What does Jesus himself say, in today’s lesson from Mark, about sin and judgment? One of his disciples asks him to judge the behavior of someone who was not an “official” follower but was casting out demons in the name of Jesus. You might think Jesus would have a harsh word of judgment for such an imposter, but instead he says, “Whoever is not against us, is for us.” In other words, if someone behaves with love and mercy for others, he behaves the way Jesus wants all his followers to behave. For Jesus, that is sufficient.  
In the verses preceding the ones in this lesson, Jesus has drawn a little child from the crowd and taken the child in his arms. As we have been told from the days of our own childhood, Jesus loves the little children. He also uses the idea of childhood as a metaphor for innocence, weakness, and vulnerability. Sometimes, instead of saying “little ones” when he refers to the most vulnerable members of society, Jesus uses the term, “the least of these.” The harsh words he did NOT use for the man casting out demons in his name, Jesus now uses for anyone who would hurt one of the vulnerable ones. He says, “If any of you put a stumbling block before one of these little ones who believe in me, it would be better for you if a great millstone were hung around your neck and you were thrown into the sea.” That condemnation may very well comprise the strongest words of judgment spoken by Our Lord. Being thrown into the sea with a millstone around our necks? There doesn’t seem to be any mercy in that judgment, and yet this harsh judgment is reserved for a particular type of sinner: anyone who would abuse or take advantage of someone as vulnerable as a child. 

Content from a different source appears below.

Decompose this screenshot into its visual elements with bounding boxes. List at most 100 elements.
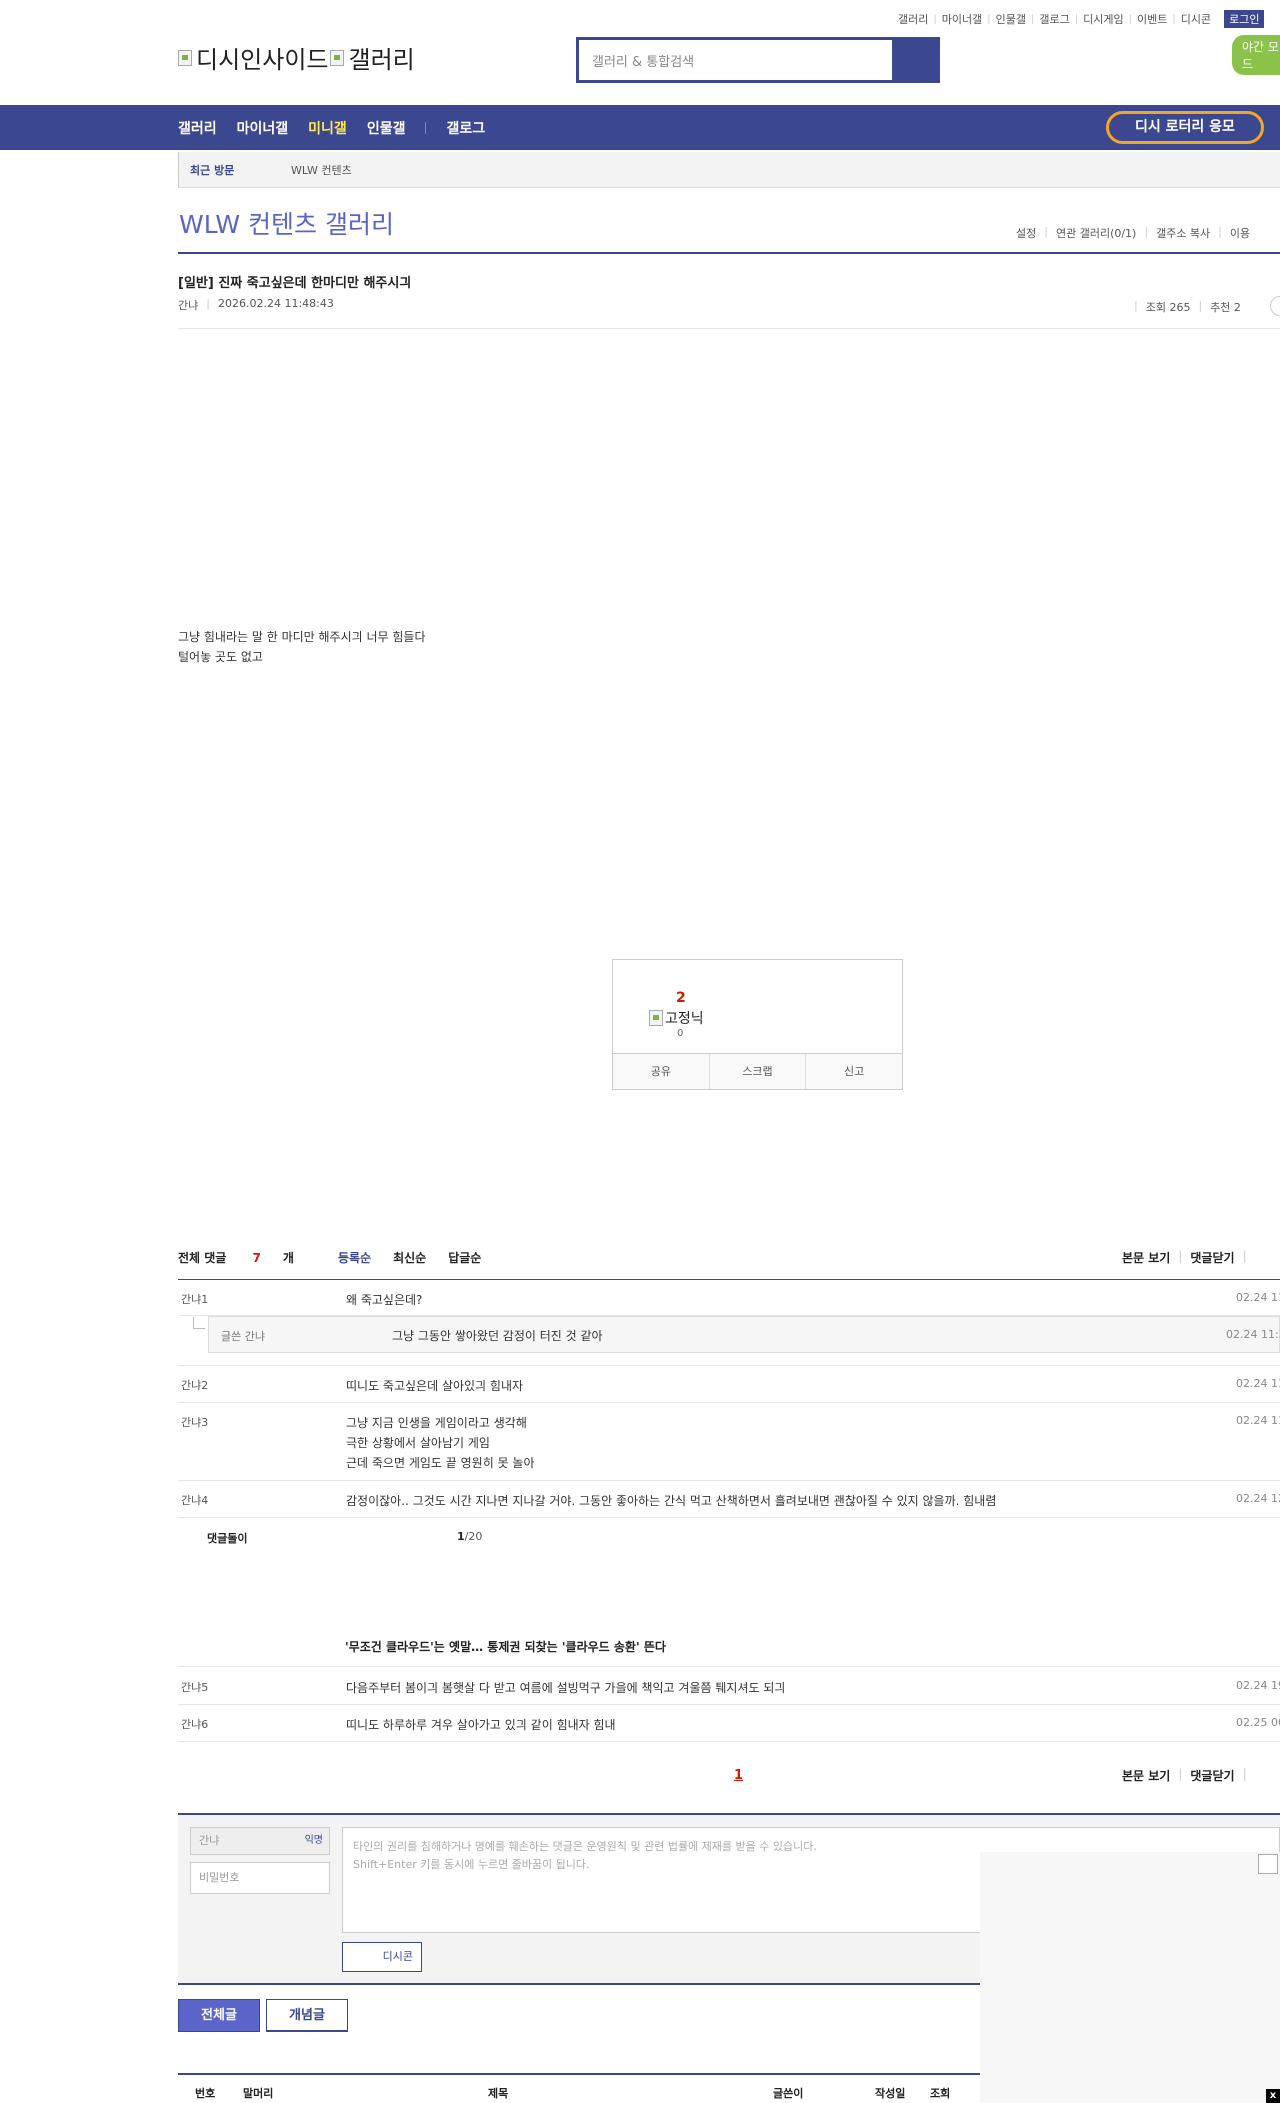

Is that a reason for justice most of us could find acceptable? Let us recall now that the idea of judgment is closely tied to the term justice, although the two terms are NOT equivalent. Justice is what should follow rightful judgment; if the judgment is too harsh, then justice will not prevail. In the most beautiful and eloquent (at least in my ears) explanation in scripture of the Lord’s will for us, we find these words in Micah 6: 8: “He has told you, O Mortal, what is good; and what does the Lord require of you but to do justice, and to love kindness, and to walk humbly with your God?” How succinctly all three qualities are tied together in a way that illustrates the necessity of each: without humility and a love for kindness, how can any human offer fair judgment and dispense rightful justice ?  That love for kindness is exemplified, of course, in mercy. 
We are called, it would seem, to remove the stumbling blocks that our society places before the ones most beloved of Christ, the ones he called his little ones. We may ponder what it may take to remove those stumbling blocks as we move forward, but that is probably a sermon for another day. Even so, our own openness to the experience of God’s loving mercy is surely a blessing available to each of us. It can begin with gratitude.

The collect appointed for today reminds us of a reason for such gratitude, opening as it does with the words, “O God, you declare your almighty power chiefly in showing mercy and pity...” O, God... How helpful it could be to remember these words and deeply feel the mercy and pity of God!  AMEN.